The Buchanans have the largest sheep flock on Vancouver Island, utilizing small leased pastures around the region, and providing infrastructure to the sheep community by running a small inspected abattoir.
“By far the biggest issue for me, though, is if we are pushed off pastures, that will reduce sheep numbers, and threaten the slaughterhouse and our ability to maintain the delivery of lamb to town. That is bad for the industry,” says Buchanan.
“On a brighter note,” he adds, “COVID-19 has increased our demand to a level that can maintain the business and allow me to buy when everybody has lambs.”

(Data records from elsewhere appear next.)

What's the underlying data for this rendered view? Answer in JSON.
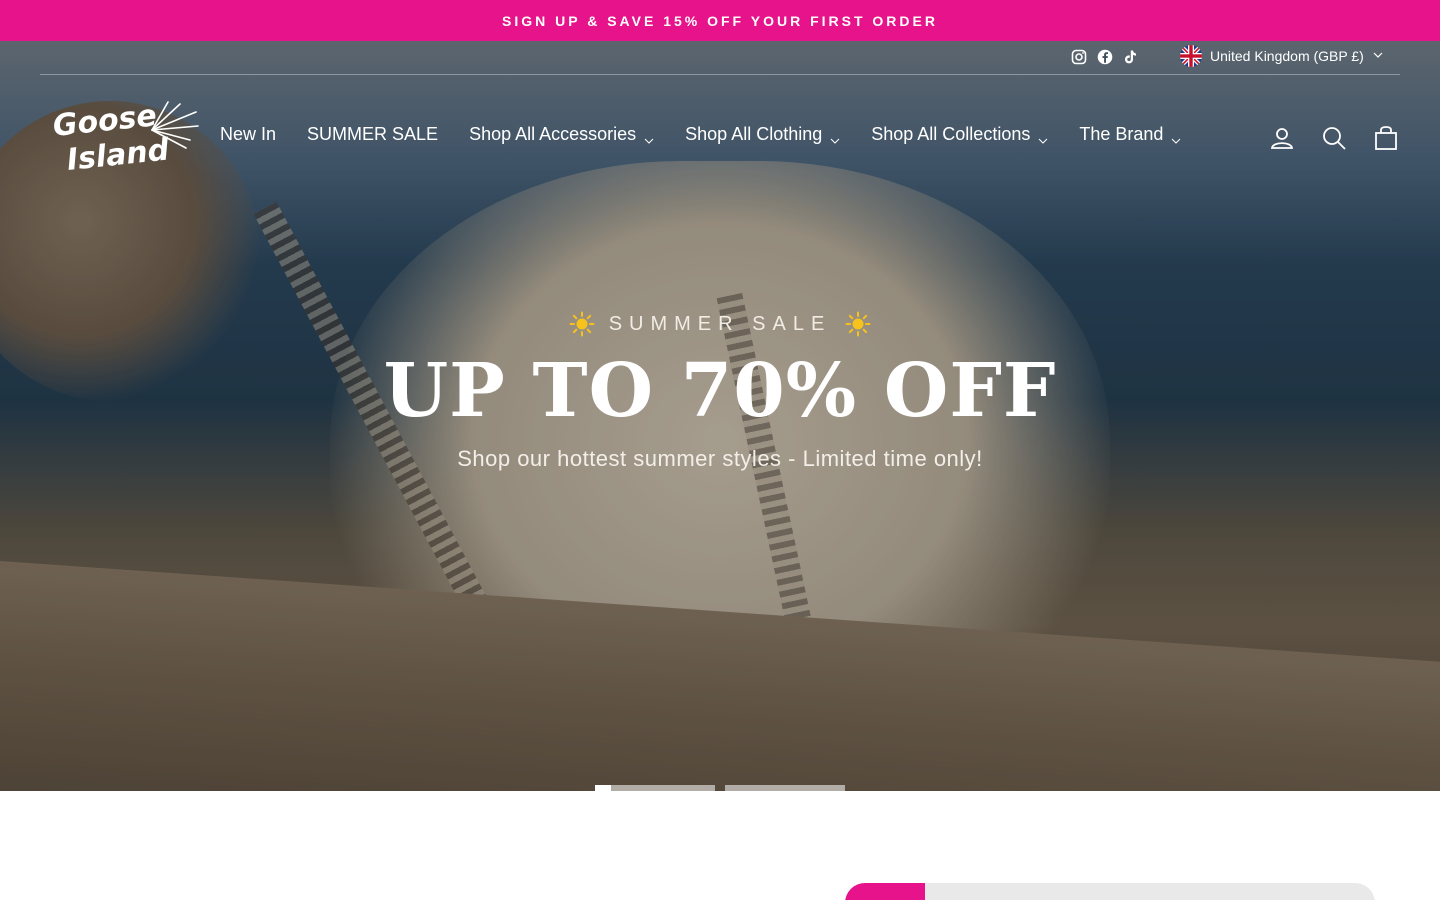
{
  "announcement": {
    "text": "SIGN UP & SAVE 15% OFF YOUR FIRST ORDER"
  },
  "colors": {
    "accent": "#e6138a",
    "text_on_hero": "#ffffff"
  },
  "utility": {
    "socials": [
      {
        "name": "instagram-icon"
      },
      {
        "name": "facebook-icon"
      },
      {
        "name": "tiktok-icon"
      }
    ],
    "locale": {
      "label": "United Kingdom (GBP £)",
      "flag": "uk-flag-icon"
    }
  },
  "header": {
    "logo_text": "Goose Island",
    "nav": [
      {
        "label": "New In",
        "has_dropdown": false
      },
      {
        "label": "SUMMER SALE",
        "has_dropdown": false
      },
      {
        "label": "Shop All Accessories",
        "has_dropdown": true
      },
      {
        "label": "Shop All Clothing",
        "has_dropdown": true
      },
      {
        "label": "Shop All Collections",
        "has_dropdown": true
      },
      {
        "label": "The Brand",
        "has_dropdown": true
      }
    ],
    "actions": [
      "account-icon",
      "search-icon",
      "cart-icon"
    ]
  },
  "hero": {
    "eyebrow": "SUMMER SALE",
    "headline": "UP TO 70% OFF",
    "subline": "Shop our hottest summer styles - Limited time only!",
    "slides_total": 2,
    "active_slide_progress": 0.13
  }
}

The province’s statement adds that conservation officers rarely use tracking dogs when responding to bear conflicts, “as the circumstances in which they are effective are very limited and can pose additional safety risks to the public and officers. Live trapping using a variety of techniques is a much safer and effective option.”
The position the COS has taken has been frustrating for Ranns.

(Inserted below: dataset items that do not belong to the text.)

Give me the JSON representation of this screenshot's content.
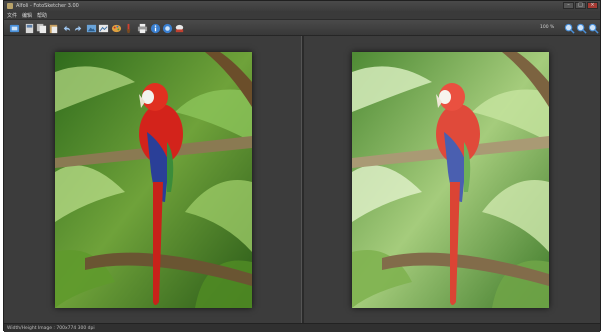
{
  "window": {
    "title": "Alfoli - FotoSketcher 3.00",
    "minimize_glyph": "–",
    "maximize_glyph": "□",
    "close_glyph": "×"
  },
  "menu": {
    "items": [
      "文件",
      "编辑",
      "帮助"
    ]
  },
  "toolbar": {
    "buttons": [
      {
        "name": "open-icon",
        "color": "#4a90d9"
      },
      {
        "name": "save-icon",
        "color": "#d8d8d8"
      },
      {
        "name": "copy-icon",
        "color": "#d8d8d8"
      },
      {
        "name": "paste-icon",
        "color": "#d8d8d8"
      },
      {
        "name": "undo-icon",
        "color": "#9ec6f0"
      },
      {
        "name": "redo-icon",
        "color": "#9ec6f0"
      },
      {
        "name": "image-icon",
        "color": "#6aa3d8"
      },
      {
        "name": "drawing-icon",
        "color": "#6aa3d8"
      },
      {
        "name": "paint-palette-icon",
        "color": "#e0a040"
      },
      {
        "name": "brush-icon",
        "color": "#d04030"
      },
      {
        "name": "print-icon",
        "color": "#e0e0e0"
      },
      {
        "name": "info-icon",
        "color": "#3a7fd0"
      },
      {
        "name": "help-icon",
        "color": "#3a7fd0"
      },
      {
        "name": "about-icon",
        "color": "#e8e8e8"
      },
      {
        "name": "zoom-in-icon",
        "color": "#4a90d9"
      },
      {
        "name": "zoom-out-icon",
        "color": "#4a90d9"
      },
      {
        "name": "zoom-fit-icon",
        "color": "#4a90d9"
      }
    ],
    "zoom_label": "100 %"
  },
  "status": {
    "text": "Width/Height Image : 700x774    300 dpi"
  }
}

“Traps and snares have proven to not be effective in our community and run the risk of trapping bears that are not a problem,” says Ranns. “This is a problem that goes beyond the threat to our farming community. There is a concern for the public and our visitors who use our hiking trails, which are the main corridors that the bears use. These people are city people and not bear aware.”
Ranns is concerned that the bear will be back worse than ever in September, as he builds up fat stores for the winter.
Producers encountering predator kills of their flock are encouraged to call the Ministry of Environment RAPP Line for assistance at 1-877-952-7277 or #7277 on the TELUS Mobility network. To report a livestock predator loss, call 1-844-852-5788 and the Livestock Protection Program will provide verification and mitigation for cattle and sheep producers.